Men’s makeup culture in the West over the past 10 years or so has been subject to many a campaign rebirth. This is not solely down to demographics moving on in age cycles and then the process begins again. It centres on what has traditionally been seen and marketed (since the mid-1800s) as a ’girls-only’ enterprise. Our own deep rooted local cultures lend to this notion including my home city of Glasgow, where the traditional male disposition is one of the strong alpha male type and embracing moisturiser was a challenge at one point!
Yet, Men wearing make-up stretches back from 4000 BC right through to the 18th Century; Ancient Egypt/Rome, Elizabethan England and 18th Century France. There are many illustrations of men wearing make up to extenuate facial countering, nail art paint through the use of pig fats and bloods to the white powdered skin look which was in vogue during the rule of Queen Elizabeth I.

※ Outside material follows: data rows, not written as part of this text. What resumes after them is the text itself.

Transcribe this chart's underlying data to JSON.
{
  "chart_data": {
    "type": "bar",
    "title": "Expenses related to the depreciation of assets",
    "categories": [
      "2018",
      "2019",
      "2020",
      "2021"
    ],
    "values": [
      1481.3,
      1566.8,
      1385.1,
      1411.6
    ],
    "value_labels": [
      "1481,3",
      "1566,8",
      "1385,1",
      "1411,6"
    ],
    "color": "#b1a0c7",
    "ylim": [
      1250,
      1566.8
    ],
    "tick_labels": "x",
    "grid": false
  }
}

The timeline continued to transcend with stage actors which in turn translated onto the silver screen where the likes of Charlie Chapin used make up tricks and flicks to draw focus on to his expressive eyes and artistry.
The cinematic influence of Metrosexual beauty continued with the polished look of Clark Gabel, John Travolta (Grease/Saturday Night Fever’s famous beautifying regime of Combs, Brylcream and a hairdryer – “Watch the hair!”) and Bollywood icon Amitabh Bachchan’s deep defined eyeful look. The ‘Mad Men’ of the day used such onscreen influence to further develop male-specific branding of the cosmetics industry.
I fully applied the ‘Guyliner’ and ‘Manscara’ hype of 10 years ago whilst doing spots of Presentation work for MTV UK. This wasn’t me just taking on the edgy London boys makeup look of the time as l faced the camera or simply hung out in Camden, it actually links back to my cultural heritage from Punjab, Northern India.
Male makeup in India, in particular eyeliner and mascara, isn’t just seen as a veil for the biggest Bollywood actors who have led the way for such male masculinity on the silver screen. The everyday man of India wears eye defining dyes and paints, especially when matrimonial armoury is required.
It’s a massive cultural nuance for Grooms to apply eyeliner and mascara as part of their wedding day dress. Traditionally applied by your sister in law (my own has been waiting years to do this and the wait continues!) to ward off evil spirts and just to look smokin’ hot!
A growing number of Male makeup bloggers and vloggers from across Europe, USA and India are challenging the gender norms of the cosmetics industry. All influencing major brands including Tom Ford, MAC Cosmetics and Clinique to launch male or unisex product lines with smaller male focused independent brands evolving too. The pace within this market segment continues to increase exponentially, especially as gender fluidity continues to cultivate amongst millennials.
Asos, the UK based online fashion retailer, has over 750,000 Facebook views with its ‘How to do natural make-up for men’ video guide. These numbers continue to rise into the millions with vloggers such as Jake Jamie ‘The Beauty Boy’, Wayne Goss and Bretman Rock et al. who all influence a very open minded and self-expressive generation of men.
So is Men’s make-up here to stay? It never actually went away in the first place.